Wakil Rektor III Bidang Kemahasiswaan, Alumni, dan Kerja Sama Universitas Mega Buana, Suwandi N, dalam sambutannya menyampaikan apresiasi atas kehadiran KPP Pratama Palopo sebagai narasumber.
Ia menilai kegiatan tersebut penting untuk meningkatkan literasi dan kepatuhan perpajakan di kalangan akademisi.
“Kami berterima kasih kepada KPP Pratama Palopo atas dukungan dan kesediaannya memberikan asistensi langsung kepada para dosen dan guru besar. Ini bentuk sinergi yang baik antara otoritas pajak dan perguruan tinggi,” ujarnya.
Perwakilan penyelenggara, Sarah, menjelaskan bahwa bimtek ini sangat dibutuhkan untuk menyamakan persepsi para pendidik, khususnya terkait sistem pemotongan pajak bagi yang memiliki penghasilan dari lebih dari satu tempat kerja.
“Sejak diterapkannya tarif efektif rata-rata (TER), penghasilan yang sebelumnya dikenakan PPh Final kini menjadi Non Final. Perubahan ini berdampak pada status SPT yang bisa menjadi kurang bayar atau lebih bayar, sehingga pemahaman teknis sangat diperlukan,” jelasnya.
Dalam sesi pemaparan, Penyuluh dan Account Representative KPP Pratama Palopo menitikberatkan pada tata cara pengisian SPT Tahunan, terutama penginputan bukti potong.
Bagian ini dinilai krusial karena menentukan status akhir SPT, apakah nihil, kurang bayar, atau lebih bayar.
Petugas juga mensosialisasikan kemudahan akses bukti potong melalui sistem Coretax yang mulai diimplementasikan pada 2025.
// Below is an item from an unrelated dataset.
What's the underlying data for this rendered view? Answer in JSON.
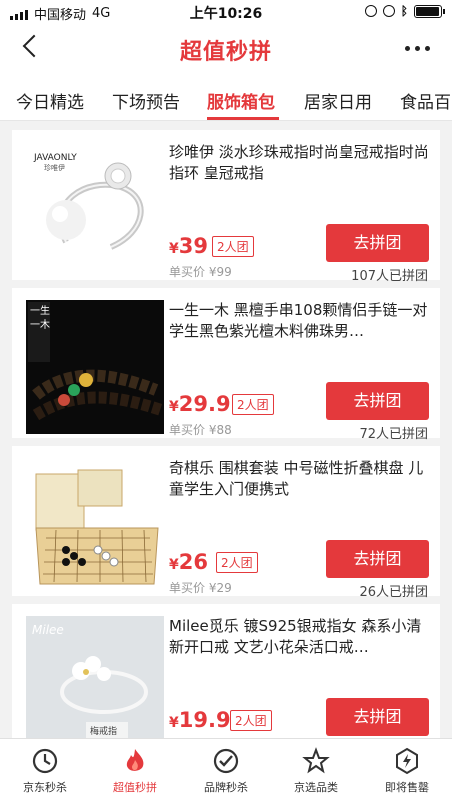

Melalui akun masing-masing, wajib pajak kini dapat langsung melihat bukti potong yang diterbitkan pemotong atau pemungut pajak, sehingga proses verifikasi dan pelaporan menjadi lebih cepat dan akurat.
Implementasi Coretax merupakan bagian dari agenda reformasi perpajakan yang bertujuan meningkatkan efektivitas dan efisiensi pemenuhan kewajiban perpajakan.
Dengan sistem yang terintegrasi, diharapkan potensi kesalahan pelaporan dapat diminimalkan sekaligus memperkuat kepatuhan sukarela di kalangan wajib pajak, termasuk tenaga pendidik.
Melalui kegiatan ini, KPP Pratama Palopo dan LLDIKTI Wilayah IX menegaskan komitmen bersama dalam membangun budaya sadar pajak di lingkungan perguruan tinggi, sekaligus memastikan pelaporan SPT Tahun Pajak 2025 berjalan tertib, tepat waktu, dan sesuai ketentuan.